Wednesday, April 11, 2012

Record oil-gas ratio may spur truck-fuel shift

Natural gas is the truck fuel of the future because crude oil and related products have become
increasingly costly in relative terms, according to Alexander E. Potter, an analyst at Piper Jaffray Cos.
     

The above chart tracks the price ratio between a barrel of oil and a million British thermal units of gas on the New York Mercantile Exchange. The ratio rose above 50 yesterday for the first time since gas futures began trading on the Nymex in April 1990.

     Average U.S. pump prices for the diesel fuel used in trucks have risen about three times as much as crude since 2008, when the chart begins, according to data compiled by the American Automobile Association.
     “Natural gas is replacing diesel as the preferred truck fuel,” Potter, based in Minneapolis, wrote in a report two days ago.
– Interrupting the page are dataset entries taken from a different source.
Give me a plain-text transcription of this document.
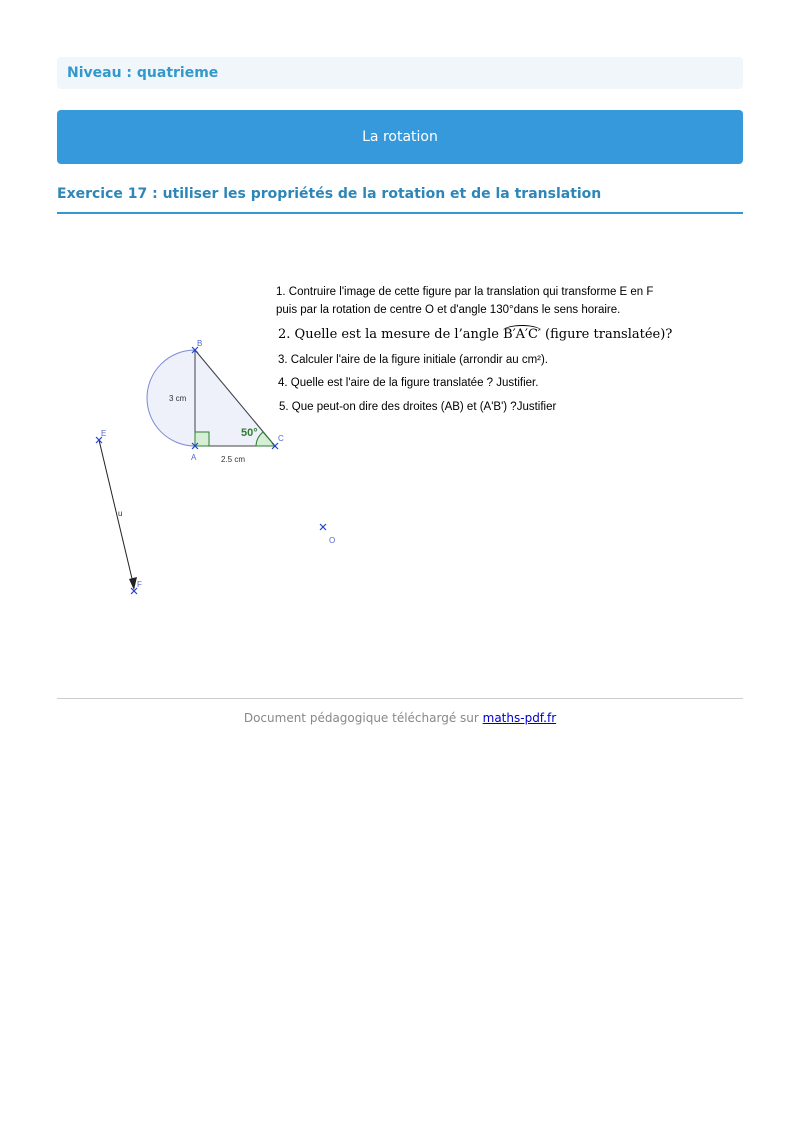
Niveau : quatrieme
La rotation
Exercice 17 : utiliser les propriétés de la rotation et de la translation
B
A
C
E
F
O
u
3 cm
2.5 cm
50°
1. Contruire l'image de cette figure par la translation qui transforme E en F
puis par la rotation de centre O et d'angle 130°dans le sens horaire.
2. Quelle est la mesure de l’angle B′A′C′ (figure translatée)?
3. Calculer l'aire de la figure initiale (arrondir au cm²).
4. Quelle est l'aire de la figure translatée ? Justifier.
5. Que peut-on dire des droites (AB) et (A'B') ?Justifier
Document pédagogique téléchargé sur maths-pdf.fr
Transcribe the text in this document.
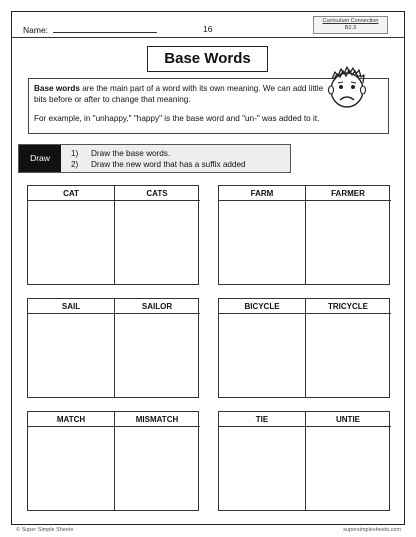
Name:	16
Curriculum Connection
B2.3
Base Words

Base words are the main part of a word with its own meaning. We can add little bits before or after to change that meaning.

For example, in "unhappy," "happy" is the base word and "un-" was added to it.

Draw	1)	Draw the base words.
2)	Draw the new word that has a suffix added
CAT	CATS	FARM	FARMER
SAIL	SAILOR	BICYCLE	TRICYCLE
MATCH	MISMATCH	TIE	UNTIE
© Super Simple Sheets	supersimplesheets.com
He estimated that trucks running on compressed or liquefied natural gas may rise to 20 percent of sales in five years. They accounted for only 0.9 percent of North American sales in 2010, according to Frost & Sullivan, a consulting firm.

     Trucking companies can save as much as $32,000 a year by fueling their vehicles with gas rather than diesel, the report said. The savings approach the $35,000 cost of converting to a gas-powered truck.

     “Diesel will one day be considered obsolete when it comes to fueling truck fleets,” Potter wrote. He recommended buying shares of Westport Innovations Inc., the maker of a gas engine suitable for heavy trucks, to profit from the shift.